L’innovation et des modèles à suivre donnent une nouvelle image à l’agriculture en Jamaïque


Des exploitants agricoles adoptent des pratiques innovantes pour faire face au manque d’eau et transmettent leur passion pour la production d’aliments nutritifs.

Howard Manning a pu atteindre de nombreux objectifs personnels grâce à l’agriculture et sert aujourd’hui de modèle à la jeune génération, qui considère généralement cette dernière comme une activité ingrate. ©FAO/Chrishane Williams

14/09/2021

L’association d’agriculteurs Mount Airy Farmer’s Group est née dans les collines de Clarendon, en Jamaïque. Pour une grande partie de ses membres, l’agriculture était un moyen d’existence dont la transmission de génération en génération n’était pas remise en cause et qui faisait partie intégrante de leur quotidien. Pour Howard Manning, qui a arrêté l’école lorsqu’il a compris qu’il n’était pas fait pour les études, l’agriculture était une issue face au chômage.

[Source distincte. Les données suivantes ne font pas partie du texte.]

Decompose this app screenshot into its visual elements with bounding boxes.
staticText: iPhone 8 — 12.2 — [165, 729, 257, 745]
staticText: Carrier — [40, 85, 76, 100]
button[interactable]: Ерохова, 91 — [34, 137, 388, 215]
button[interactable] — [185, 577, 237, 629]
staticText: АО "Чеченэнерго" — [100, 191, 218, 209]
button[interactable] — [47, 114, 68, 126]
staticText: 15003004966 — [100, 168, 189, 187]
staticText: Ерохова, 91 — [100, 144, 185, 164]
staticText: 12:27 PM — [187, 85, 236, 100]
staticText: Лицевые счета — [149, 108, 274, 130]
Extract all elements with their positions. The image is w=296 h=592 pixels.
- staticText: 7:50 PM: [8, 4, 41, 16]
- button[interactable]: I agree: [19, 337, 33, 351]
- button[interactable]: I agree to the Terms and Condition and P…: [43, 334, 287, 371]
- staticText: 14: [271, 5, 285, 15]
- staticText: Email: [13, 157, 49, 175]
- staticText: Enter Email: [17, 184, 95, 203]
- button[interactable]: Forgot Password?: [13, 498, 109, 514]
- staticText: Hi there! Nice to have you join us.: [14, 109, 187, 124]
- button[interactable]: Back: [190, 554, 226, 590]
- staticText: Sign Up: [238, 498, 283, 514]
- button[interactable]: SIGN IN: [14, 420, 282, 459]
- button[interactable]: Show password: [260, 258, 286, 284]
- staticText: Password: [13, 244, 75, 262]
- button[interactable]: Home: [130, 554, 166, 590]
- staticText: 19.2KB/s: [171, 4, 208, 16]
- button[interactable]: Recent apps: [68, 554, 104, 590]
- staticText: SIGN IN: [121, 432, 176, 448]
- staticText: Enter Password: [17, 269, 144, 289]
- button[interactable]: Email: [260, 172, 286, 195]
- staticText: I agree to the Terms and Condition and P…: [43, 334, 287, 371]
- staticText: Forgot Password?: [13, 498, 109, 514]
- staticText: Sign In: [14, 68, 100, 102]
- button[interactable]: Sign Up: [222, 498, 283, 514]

«Plus jeune, j’ai dû faire des choix. J’ai quitté l’école, mais je me suis retrouvé sans perspectives», raconte-t-il. Comme ses parents avaient été agriculteurs, il a voulu tenter l’expérience. «Je me suis lancé dans cette voie et, aujourd’hui, j’en tire des revenus satisfaisants.» Ses revenus lui ont même permis d’acheter une maison et une voiture, deux de ses objectifs personnels. «J’exerce cette activité depuis 25 ans et je voudrais servir d’exemple», explique Howard.

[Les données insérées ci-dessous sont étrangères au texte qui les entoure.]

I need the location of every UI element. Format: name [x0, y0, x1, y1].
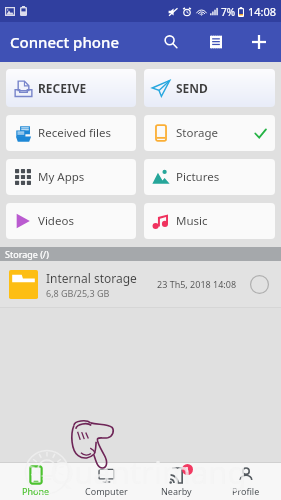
button[interactable]: RECEIVE: [6, 69, 136, 107]
button[interactable]: 1: [141, 463, 211, 500]
staticText: SEND: [176, 80, 208, 96]
staticText: RECEIVE: [38, 80, 87, 96]
staticText: 7%: [221, 5, 236, 19]
staticText: Storage (/): [5, 248, 49, 260]
staticText: Profile: [232, 485, 260, 497]
button[interactable]: Profile: [211, 463, 281, 500]
staticText: Music: [176, 213, 208, 229]
staticText: Videos: [38, 213, 74, 229]
staticText: 1: [185, 465, 190, 475]
button[interactable]: Computer: [71, 463, 141, 500]
staticText: Computer: [85, 485, 128, 497]
staticText: Connect phone: [10, 32, 120, 52]
button[interactable]: Internal storage: [0, 261, 281, 308]
staticText: Pictures: [176, 169, 220, 185]
button[interactable]: Transfer history: [193, 22, 238, 62]
button[interactable]: Add: [238, 22, 280, 62]
button[interactable]: My Apps: [6, 159, 136, 195]
staticText: Quantrimang: [50, 451, 247, 493]
staticText: 14:08: [248, 4, 277, 19]
button[interactable]: Search: [149, 22, 193, 62]
button[interactable]: Phone: [0, 463, 71, 500]
staticText: Internal storage: [46, 270, 137, 286]
staticText: Received files: [38, 125, 111, 141]
staticText: 23 Th5, 2018 14:08: [157, 278, 237, 290]
button[interactable]: Videos: [6, 203, 136, 239]
staticText: 6,8 GB/25,3 GB: [46, 287, 110, 299]
button[interactable]: Received files: [6, 115, 136, 151]
button[interactable]: Storage: [144, 115, 275, 151]
staticText: Phone: [22, 485, 50, 497]
staticText: Storage: [176, 125, 218, 141]
button[interactable]: Pictures: [144, 159, 275, 195]
staticText: My Apps: [38, 169, 85, 185]
button[interactable]: SEND: [144, 69, 275, 107]
button[interactable]: Music: [144, 203, 275, 239]
staticText: Nearby: [161, 485, 192, 497]
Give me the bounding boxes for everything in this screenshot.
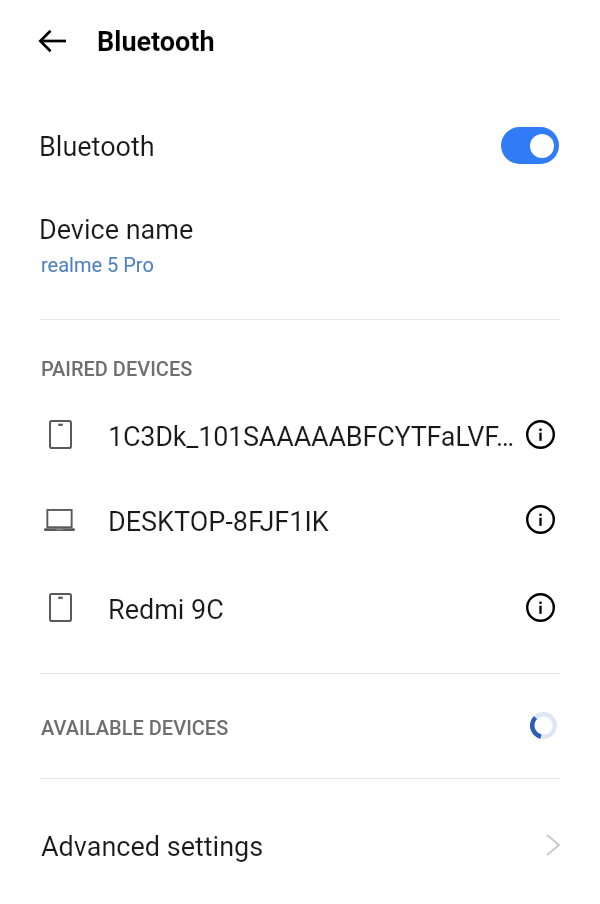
staticText: Redmi 9C	[108, 594, 224, 626]
button[interactable]: 1C3Dk_101SAAAAABFCYTFaLVF…	[0, 395, 600, 479]
button[interactable]: Advanced settings	[0, 800, 600, 888]
staticText: 1C3Dk_101SAAAAABFCYTFaLVF…	[108, 421, 514, 453]
button[interactable]: Device name	[0, 194, 600, 298]
button[interactable]: Turn Bluetooth off	[501, 127, 559, 164]
button[interactable]: About Redmi 9C	[520, 587, 561, 628]
staticText: Bluetooth	[39, 131, 155, 163]
staticText: Bluetooth	[97, 26, 215, 58]
button[interactable]: Navigate up	[29, 17, 76, 64]
staticText: PAIRED DEVICES	[41, 357, 193, 380]
staticText: DESKTOP-8FJF1IK	[108, 506, 329, 538]
button[interactable]: About 1C3Dk_101SAAAAABFCYTFaLVF…	[520, 414, 561, 455]
button[interactable]: DESKTOP-8FJF1IK	[0, 480, 600, 564]
staticText: AVAILABLE DEVICES	[41, 716, 229, 739]
button[interactable]: Bluetooth	[0, 104, 600, 186]
button[interactable]: Redmi 9C	[0, 568, 600, 652]
button[interactable]: About DESKTOP-8FJF1IK	[520, 499, 561, 540]
staticText: Device name	[39, 214, 194, 246]
staticText: realme 5 Pro	[41, 253, 154, 276]
staticText: Advanced settings	[41, 831, 264, 863]
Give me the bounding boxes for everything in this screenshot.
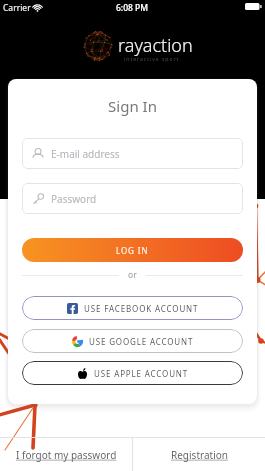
- staticText: E-mail address: [51, 147, 120, 161]
- button[interactable]: Registration: [133, 438, 265, 471]
- button[interactable]: LOG IN: [22, 238, 243, 262]
- button[interactable]: I forgot my password: [0, 438, 132, 471]
- button[interactable]: USE GOOGLE ACCOUNT: [22, 329, 243, 353]
- staticText: interactive sport: [124, 56, 180, 63]
- staticText: I forgot my password: [16, 448, 117, 462]
- button[interactable]: USE APPLE ACCOUNT: [22, 361, 243, 385]
- staticText: 6:08 PM: [116, 2, 149, 14]
- button[interactable]: E-mail address: [22, 138, 243, 169]
- button[interactable]: USE FACEBOOK ACCOUNT: [22, 296, 243, 320]
- staticText: rayaction: [118, 33, 193, 58]
- staticText: USE FACEBOOK ACCOUNT: [84, 303, 199, 314]
- staticText: Sign In: [8, 96, 257, 116]
- staticText: Password: [51, 192, 97, 206]
- staticText: Registration: [171, 448, 228, 462]
- staticText: or: [128, 269, 137, 281]
- staticText: USE APPLE ACCOUNT: [94, 368, 189, 379]
- button[interactable]: Password: [22, 183, 243, 214]
- staticText: LOG IN: [116, 245, 149, 256]
- staticText: USE GOOGLE ACCOUNT: [89, 336, 194, 347]
- staticText: Carrier: [3, 2, 31, 14]
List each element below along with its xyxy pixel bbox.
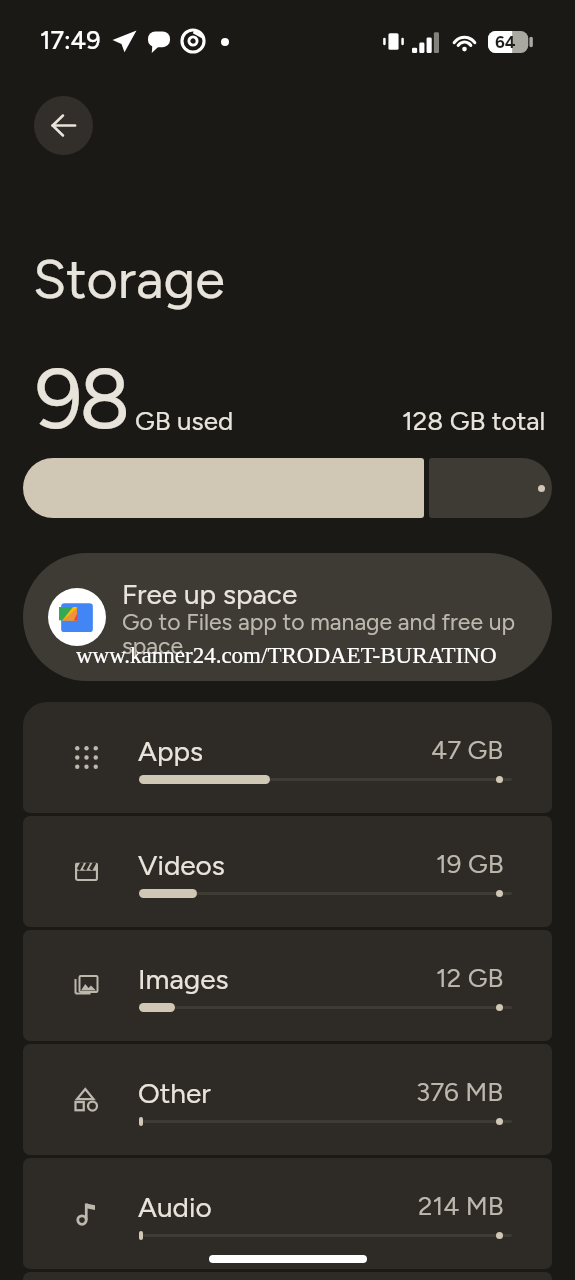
staticText: 47 GB [431, 734, 504, 765]
staticText: 376 MB [416, 1076, 504, 1107]
button[interactable]: Back [34, 96, 93, 155]
staticText: www.kanner24.com/TRODAET-BURATINO [76, 643, 497, 668]
staticText: Go to Files app to manage and free up sp… [122, 608, 518, 660]
button[interactable]: Audio [23, 1158, 552, 1269]
button[interactable]: Videos [23, 816, 552, 927]
staticText: 19 GB [436, 848, 504, 879]
staticText: 12 GB [436, 962, 504, 993]
staticText: 214 MB [418, 1190, 504, 1221]
staticText: Other [138, 1076, 211, 1110]
staticText: Images [138, 962, 229, 996]
staticText: Free up space [122, 577, 298, 611]
staticText: 64 [495, 32, 516, 52]
button[interactable]: Other [23, 1044, 552, 1155]
staticText: GB used [135, 405, 234, 436]
button[interactable]: Images [23, 930, 552, 1041]
staticText: Apps [138, 734, 204, 768]
staticText: Audio [138, 1190, 212, 1224]
staticText: 98 [35, 348, 128, 449]
staticText: Videos [138, 848, 225, 882]
staticText: Storage [33, 247, 225, 312]
button[interactable]: Apps [23, 702, 552, 813]
staticText: 17:49 [40, 25, 101, 55]
button[interactable]: Free up space [23, 553, 552, 681]
staticText: 128 GB total [402, 405, 546, 436]
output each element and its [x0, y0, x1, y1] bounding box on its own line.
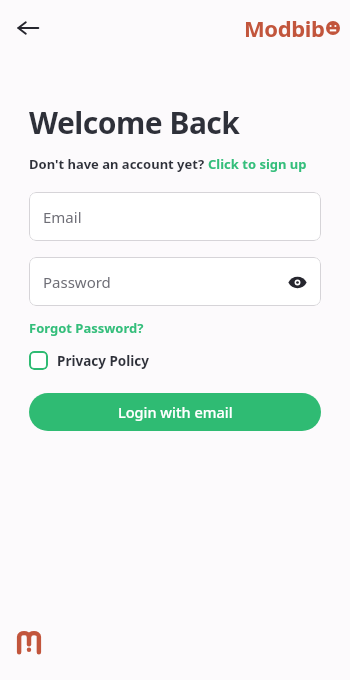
staticText: Click to sign up: [208, 155, 307, 173]
button[interactable]: Show password: [279, 264, 315, 300]
staticText: Login with email: [118, 402, 233, 422]
staticText: Privacy Policy: [57, 352, 149, 370]
button[interactable]: Forgot Password?: [29, 319, 144, 337]
staticText: Welcome Back: [29, 102, 240, 143]
button[interactable]: Email: [29, 192, 321, 241]
button[interactable]: Privacy Policy: [29, 351, 149, 370]
button[interactable]: Modbibo logo: [244, 13, 340, 43]
staticText: Email: [43, 207, 82, 227]
button[interactable]: Login with email: [29, 393, 321, 431]
staticText: Forgot Password?: [29, 319, 144, 337]
button[interactable]: Password: [29, 257, 321, 306]
button[interactable]: Back: [6, 6, 50, 50]
staticText: Don't have an account yet?: [29, 155, 208, 173]
staticText: Modbib: [244, 13, 325, 43]
button[interactable]: Click to sign up: [208, 155, 307, 173]
other: Modbibo mark: [14, 628, 44, 658]
staticText: Password: [43, 272, 111, 292]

La majorité des jeunes considèrent que l’agriculture est un travail ingrat, qui ne rapporte pas assez rapidement de bénéfices, mais ils changent peu à peu d’avis en voyant ce que des agriculteurs comme Howard ont accompli et sont aujourd’hui nombreux à mesurer l’importance de cette activité.

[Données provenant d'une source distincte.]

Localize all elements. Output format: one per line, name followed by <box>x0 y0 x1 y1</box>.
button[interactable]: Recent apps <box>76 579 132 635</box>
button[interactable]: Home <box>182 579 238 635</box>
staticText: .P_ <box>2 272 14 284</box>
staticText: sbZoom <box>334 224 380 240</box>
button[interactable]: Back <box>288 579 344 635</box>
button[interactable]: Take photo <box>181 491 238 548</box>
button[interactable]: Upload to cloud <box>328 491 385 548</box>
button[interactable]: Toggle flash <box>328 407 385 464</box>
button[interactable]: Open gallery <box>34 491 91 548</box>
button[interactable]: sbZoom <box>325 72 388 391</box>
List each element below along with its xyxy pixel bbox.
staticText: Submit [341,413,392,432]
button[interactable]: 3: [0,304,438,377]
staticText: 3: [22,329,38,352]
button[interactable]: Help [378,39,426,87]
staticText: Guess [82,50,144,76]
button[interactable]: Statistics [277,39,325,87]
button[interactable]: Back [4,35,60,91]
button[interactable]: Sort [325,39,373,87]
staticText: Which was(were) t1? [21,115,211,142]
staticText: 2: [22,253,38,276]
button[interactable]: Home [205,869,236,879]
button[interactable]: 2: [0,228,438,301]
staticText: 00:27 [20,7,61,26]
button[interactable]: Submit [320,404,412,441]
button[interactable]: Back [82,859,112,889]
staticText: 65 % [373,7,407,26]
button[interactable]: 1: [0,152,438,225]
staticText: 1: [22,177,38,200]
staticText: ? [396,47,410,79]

Vice-président de Mount Airy Farmer’s Group, Howard est à présent une personnalité reconnue dans sa communauté. Il explique son parcours aux jeunes et donne des conseils au sujet des bonnes pratiques agricoles à ceux qui se lancent dans l’agriculture.

Dans cette région, les exploitants agricoles sont confrontés à des épisodes de sécheresse prolongée, au manque d’eau et à la dégradation des sols. La FAO et l’Autorité jamaïcaine chargée du développement agricole rural ont fait découvrir aux agriculteurs des moyens innovants d’améliorer leur accès à l’eau et de renforcer leur résilience face aux aléas climatiques. ©FAO/Chrishane Williams

Quand la passion ne suffit pas

En dépit de leur passion pour l’agriculture, Howard et les autres exploitants de la communauté ont de plus en plus de mal à se procurer suffisamment d’eau pour leur activité, dans cette région de l’île particulièrement exposée à la sécheresse.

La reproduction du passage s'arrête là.